A lump rises in Luca’s throat and grows one size with each name that leaves Mami’s mouth. He looks at Meredith to see how she’ll respond, but her face is an unreadable smear of pink and blue. Instead it’s Carlos who replies, placing his hands flat on the table. ‘We will help you,’ he whispers. ‘Of course we will.’

Meredith stands to pace behind her chair, her arms crossed in front of her. ‘Lydia, I can’t pretend to know what you’re going through. It’s unimaginable. And yes, of course we’ll do everything in our power to help. But please try to understand, I also have to weigh my moral responsibility here. Sometimes there are no easy answers.’
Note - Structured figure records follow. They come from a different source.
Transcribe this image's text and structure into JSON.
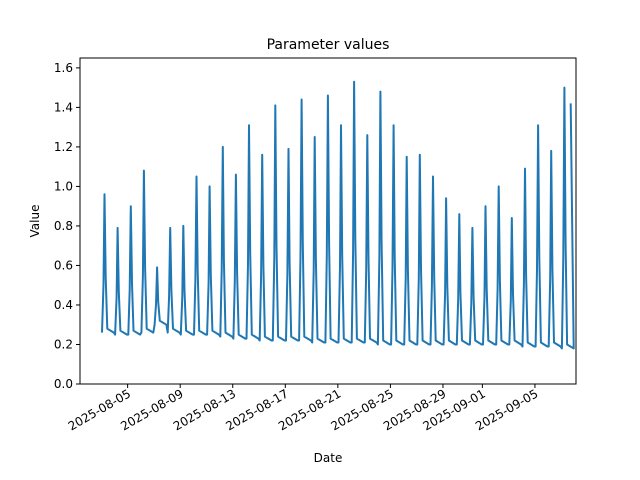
{
  "chart_data": {
    "type": "line",
    "title": "Parameter values",
    "xlabel": "Date",
    "ylabel": "Value",
    "ylim": [
      0,
      1.65
    ],
    "xlim": [
      "2025-08-01T09:00",
      "2025-09-08T03:00"
    ],
    "yticks": [
      0.0,
      0.2,
      0.4,
      0.6,
      0.8,
      1.0,
      1.2,
      1.4,
      1.6
    ],
    "ytick_labels": [
      "0.0",
      "0.2",
      "0.4",
      "0.6",
      "0.8",
      "1.0",
      "1.2",
      "1.4",
      "1.6"
    ],
    "xticks": [
      "2025-08-05",
      "2025-08-09",
      "2025-08-13",
      "2025-08-17",
      "2025-08-21",
      "2025-08-25",
      "2025-08-29",
      "2025-09-01",
      "2025-09-05"
    ],
    "grid": false,
    "legend": "none",
    "series_color": "#1f77b4",
    "daily_cycles": [
      {
        "date": "2025-08-03",
        "peak": 0.96,
        "low": 0.26
      },
      {
        "date": "2025-08-04",
        "peak": 0.79,
        "low": 0.25
      },
      {
        "date": "2025-08-05",
        "peak": 0.9,
        "low": 0.25
      },
      {
        "date": "2025-08-06",
        "peak": 1.08,
        "low": 0.26
      },
      {
        "date": "2025-08-07",
        "peak": 0.59,
        "low": 0.3
      },
      {
        "date": "2025-08-08",
        "peak": 0.79,
        "low": 0.26
      },
      {
        "date": "2025-08-09",
        "peak": 0.8,
        "low": 0.25
      },
      {
        "date": "2025-08-10",
        "peak": 1.05,
        "low": 0.25
      },
      {
        "date": "2025-08-11",
        "peak": 1.0,
        "low": 0.25
      },
      {
        "date": "2025-08-12",
        "peak": 1.2,
        "low": 0.24
      },
      {
        "date": "2025-08-13",
        "peak": 1.06,
        "low": 0.23
      },
      {
        "date": "2025-08-14",
        "peak": 1.31,
        "low": 0.23
      },
      {
        "date": "2025-08-15",
        "peak": 1.16,
        "low": 0.22
      },
      {
        "date": "2025-08-16",
        "peak": 1.41,
        "low": 0.22
      },
      {
        "date": "2025-08-17",
        "peak": 1.19,
        "low": 0.22
      },
      {
        "date": "2025-08-18",
        "peak": 1.44,
        "low": 0.22
      },
      {
        "date": "2025-08-19",
        "peak": 1.25,
        "low": 0.21
      },
      {
        "date": "2025-08-20",
        "peak": 1.46,
        "low": 0.21
      },
      {
        "date": "2025-08-21",
        "peak": 1.31,
        "low": 0.21
      },
      {
        "date": "2025-08-22",
        "peak": 1.53,
        "low": 0.21
      },
      {
        "date": "2025-08-23",
        "peak": 1.26,
        "low": 0.21
      },
      {
        "date": "2025-08-24",
        "peak": 1.48,
        "low": 0.2
      },
      {
        "date": "2025-08-25",
        "peak": 1.31,
        "low": 0.2
      },
      {
        "date": "2025-08-26",
        "peak": 1.15,
        "low": 0.2
      },
      {
        "date": "2025-08-27",
        "peak": 1.16,
        "low": 0.2
      },
      {
        "date": "2025-08-28",
        "peak": 1.05,
        "low": 0.2
      },
      {
        "date": "2025-08-29",
        "peak": 0.94,
        "low": 0.2
      },
      {
        "date": "2025-08-30",
        "peak": 0.86,
        "low": 0.2
      },
      {
        "date": "2025-08-31",
        "peak": 0.79,
        "low": 0.2
      },
      {
        "date": "2025-09-01",
        "peak": 0.9,
        "low": 0.2
      },
      {
        "date": "2025-09-02",
        "peak": 1.0,
        "low": 0.2
      },
      {
        "date": "2025-09-03",
        "peak": 0.84,
        "low": 0.2
      },
      {
        "date": "2025-09-04",
        "peak": 1.09,
        "low": 0.19
      },
      {
        "date": "2025-09-05",
        "peak": 1.31,
        "low": 0.19
      },
      {
        "date": "2025-09-06",
        "peak": 1.18,
        "low": 0.19
      },
      {
        "date": "2025-09-07",
        "peak": 1.5,
        "low": 0.18
      }
    ]
  }
}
Mami tents her hands over her forehead. ‘I don’t want to cause trouble for anyone. I just want to get Luca out of here. I have to.’ For the first time since all this started, Luca thinks she might unravel. He watches intensely, and her voice cracks. ‘Please. We’re desperate.’

Carlos looks up at his wife. ‘Honey, listen. I understand your resistance, I do. But sometimes there are easy answers. This is an easy answer: If we don’t help them, if they get on a bus alone, if they get stopped at a roadblock and killed because we didn’t have the courage to save them, can you live with that? Can we?’

Meredith sighs and leans over the back of her chair. ‘I don’t know, I don’t know.’

‘Just pray on it,’ he says. ‘Give it up to God.’

She turns and clicks on the electric kettle, even though no one has yet managed to choke down the first cup of tea. With her back to the table she says, ‘Are you sure they’re even looking for you now?’ She faces the table again and leans against the counter. ‘Wasn’t Sebastián the example they wanted? They got him, so maybe it’s over now.’

Luca looks from Meredith back to Mami, and she meets his gaze, and pauses, as if weighing how much to say in front of him. Perhaps she remembers that fear is good for him now. He should be afraid.